The most likely sources of the CO2 are degassing of intruded magma and gas release from limestone-rich metasedimentary rocks that are heated by magmatic intrusions. The remarkable uniformity in chemical and isotopic composition of the CO2 and accompanying gases at different locations around Mammoth Mountain indicates that there may actually be a large reservoir of gas deep below the mountain from which gas escapes along faults to the surface. Measurements of helium emissions support the theory that the gases emitted in the tree kill area have the same source as those discharged from Mammoth Mountain Fumarole. There is evidence that the rate of CO2 discharge has been declining, with emissions peaking in 1991.

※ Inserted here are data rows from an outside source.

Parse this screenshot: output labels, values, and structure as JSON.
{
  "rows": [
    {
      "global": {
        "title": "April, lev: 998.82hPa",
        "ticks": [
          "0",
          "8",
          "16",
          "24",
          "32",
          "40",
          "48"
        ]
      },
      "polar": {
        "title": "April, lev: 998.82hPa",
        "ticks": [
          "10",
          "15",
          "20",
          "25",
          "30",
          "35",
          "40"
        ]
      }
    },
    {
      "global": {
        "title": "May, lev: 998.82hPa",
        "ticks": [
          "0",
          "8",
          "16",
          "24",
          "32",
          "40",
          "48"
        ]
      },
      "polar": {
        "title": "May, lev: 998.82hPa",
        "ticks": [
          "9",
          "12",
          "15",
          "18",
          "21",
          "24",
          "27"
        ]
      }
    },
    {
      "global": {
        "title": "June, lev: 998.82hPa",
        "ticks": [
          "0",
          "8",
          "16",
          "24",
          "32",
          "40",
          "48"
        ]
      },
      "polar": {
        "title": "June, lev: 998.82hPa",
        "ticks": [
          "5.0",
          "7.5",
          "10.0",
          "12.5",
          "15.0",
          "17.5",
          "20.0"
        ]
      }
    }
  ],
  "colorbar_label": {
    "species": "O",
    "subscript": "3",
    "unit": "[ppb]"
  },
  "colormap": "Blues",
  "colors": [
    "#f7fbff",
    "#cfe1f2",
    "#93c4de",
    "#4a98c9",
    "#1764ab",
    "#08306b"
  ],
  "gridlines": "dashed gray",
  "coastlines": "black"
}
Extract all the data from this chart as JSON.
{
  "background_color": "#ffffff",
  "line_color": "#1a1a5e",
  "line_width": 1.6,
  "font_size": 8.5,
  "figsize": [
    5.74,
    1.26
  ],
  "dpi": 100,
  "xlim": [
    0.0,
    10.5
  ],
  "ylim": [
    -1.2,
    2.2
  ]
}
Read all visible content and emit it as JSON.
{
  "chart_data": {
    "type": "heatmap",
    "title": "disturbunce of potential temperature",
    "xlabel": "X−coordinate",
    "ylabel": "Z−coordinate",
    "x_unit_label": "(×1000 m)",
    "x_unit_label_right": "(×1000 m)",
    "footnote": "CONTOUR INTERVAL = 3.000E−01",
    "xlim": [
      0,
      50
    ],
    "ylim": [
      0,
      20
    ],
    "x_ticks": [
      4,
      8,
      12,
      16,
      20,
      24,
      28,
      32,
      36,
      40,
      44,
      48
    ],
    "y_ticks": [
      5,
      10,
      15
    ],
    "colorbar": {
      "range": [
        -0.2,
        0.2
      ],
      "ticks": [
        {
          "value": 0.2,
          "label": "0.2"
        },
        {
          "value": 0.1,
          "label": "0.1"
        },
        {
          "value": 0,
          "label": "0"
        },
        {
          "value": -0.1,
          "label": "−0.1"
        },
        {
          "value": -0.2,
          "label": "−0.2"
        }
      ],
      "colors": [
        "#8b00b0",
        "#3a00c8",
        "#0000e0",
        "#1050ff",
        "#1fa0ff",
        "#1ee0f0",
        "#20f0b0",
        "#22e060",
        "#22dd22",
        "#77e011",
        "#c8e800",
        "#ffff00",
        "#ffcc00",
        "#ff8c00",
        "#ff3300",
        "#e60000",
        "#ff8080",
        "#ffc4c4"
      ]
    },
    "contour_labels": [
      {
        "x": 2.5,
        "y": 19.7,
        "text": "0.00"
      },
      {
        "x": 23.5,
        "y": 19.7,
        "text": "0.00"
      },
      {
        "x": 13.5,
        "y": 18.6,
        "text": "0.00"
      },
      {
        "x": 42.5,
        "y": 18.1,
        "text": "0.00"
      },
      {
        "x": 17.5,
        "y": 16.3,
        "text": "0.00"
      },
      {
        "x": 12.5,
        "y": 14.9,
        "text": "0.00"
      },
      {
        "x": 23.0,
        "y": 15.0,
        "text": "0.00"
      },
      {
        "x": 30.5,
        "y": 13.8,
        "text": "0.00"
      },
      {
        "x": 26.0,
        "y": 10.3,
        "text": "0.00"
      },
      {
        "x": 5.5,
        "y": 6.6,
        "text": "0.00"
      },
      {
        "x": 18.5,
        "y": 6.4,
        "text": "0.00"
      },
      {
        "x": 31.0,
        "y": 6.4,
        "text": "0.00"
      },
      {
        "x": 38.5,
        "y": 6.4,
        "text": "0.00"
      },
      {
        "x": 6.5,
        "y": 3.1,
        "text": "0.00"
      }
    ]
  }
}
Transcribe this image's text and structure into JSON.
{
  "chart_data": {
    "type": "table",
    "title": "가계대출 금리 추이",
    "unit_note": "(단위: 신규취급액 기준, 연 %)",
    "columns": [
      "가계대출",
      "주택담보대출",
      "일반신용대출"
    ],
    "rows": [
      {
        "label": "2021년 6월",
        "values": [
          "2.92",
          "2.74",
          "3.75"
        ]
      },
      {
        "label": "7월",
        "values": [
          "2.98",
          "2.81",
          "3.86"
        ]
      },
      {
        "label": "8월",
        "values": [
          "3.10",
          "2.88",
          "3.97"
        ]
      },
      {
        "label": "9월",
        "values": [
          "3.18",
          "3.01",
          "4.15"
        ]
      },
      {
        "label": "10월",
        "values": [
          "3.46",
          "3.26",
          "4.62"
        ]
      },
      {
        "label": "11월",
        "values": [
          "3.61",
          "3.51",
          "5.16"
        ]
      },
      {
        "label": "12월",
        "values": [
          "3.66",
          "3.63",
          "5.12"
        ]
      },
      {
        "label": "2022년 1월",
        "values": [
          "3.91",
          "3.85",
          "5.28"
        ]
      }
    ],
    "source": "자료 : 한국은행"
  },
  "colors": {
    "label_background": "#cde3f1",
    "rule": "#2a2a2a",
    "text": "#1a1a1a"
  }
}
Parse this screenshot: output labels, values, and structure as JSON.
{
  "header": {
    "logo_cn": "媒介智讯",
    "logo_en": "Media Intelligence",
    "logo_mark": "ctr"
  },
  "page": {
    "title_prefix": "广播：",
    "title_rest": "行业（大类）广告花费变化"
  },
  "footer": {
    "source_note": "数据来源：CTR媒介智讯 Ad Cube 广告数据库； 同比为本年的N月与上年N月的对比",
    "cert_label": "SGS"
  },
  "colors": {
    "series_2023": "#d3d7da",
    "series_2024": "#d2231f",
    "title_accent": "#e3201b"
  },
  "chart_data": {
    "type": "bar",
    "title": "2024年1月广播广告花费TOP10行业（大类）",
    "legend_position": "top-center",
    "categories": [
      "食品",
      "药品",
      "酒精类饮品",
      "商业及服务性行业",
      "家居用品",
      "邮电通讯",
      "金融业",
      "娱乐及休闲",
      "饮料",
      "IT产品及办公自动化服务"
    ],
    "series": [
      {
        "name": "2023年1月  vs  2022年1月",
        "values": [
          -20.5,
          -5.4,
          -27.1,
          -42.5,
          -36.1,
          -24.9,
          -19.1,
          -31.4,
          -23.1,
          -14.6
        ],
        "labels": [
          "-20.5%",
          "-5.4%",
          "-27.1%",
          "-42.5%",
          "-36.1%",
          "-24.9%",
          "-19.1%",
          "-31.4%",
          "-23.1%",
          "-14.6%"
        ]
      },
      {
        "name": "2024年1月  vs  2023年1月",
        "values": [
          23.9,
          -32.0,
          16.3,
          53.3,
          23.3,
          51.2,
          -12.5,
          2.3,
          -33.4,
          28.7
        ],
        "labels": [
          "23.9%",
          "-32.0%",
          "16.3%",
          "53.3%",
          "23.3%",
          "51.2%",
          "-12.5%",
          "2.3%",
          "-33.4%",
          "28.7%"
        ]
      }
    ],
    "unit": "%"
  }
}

On April 6, 2006, three ski patrollers at the ski area perished due to a combination of CO2 and hydrogen sulfide (H2S) poisoning. Both gases are present on a known dangerous fumarole on the mountain and were more concentrated on that day because the fumarole had been covered by snow for days. Four patrollers, including John "Scott" McAndrews and James Juarez, were raising the fence around the fumarole, which had become buried due to heavy snowfall. The fumarole had melted a cavern below the snowbridge which collapsed under James and Scott. The pair of men fell 21 feet (6.4 m) and perished within a matter of minutes. Another ski patroller, Walt Rosenthal, perished and seven others were injured trying to rescue James and Scott. Unfortunately, the only type of oxygen mask used by the Mammoth Mountain ski patrol was of the kind that does not completely seal outer gases from coming in.
Mammoth Mountain is home to the Mammoth Mountain Ski Area, the tallest ski resort in California. Mammoth Mountain is notable in that it gets an unusually large amount of snow, about 400" annually, compared to other Eastern Sierra peaks, due to Mammoth Mountain lying in a low gap in the Sierra crest. In the summer months the ski gondolas are used by mountain bikers and tourists who wish to get a summit view of Long Valley Caldera directly to the east and Sierra peaks to the west, south and north.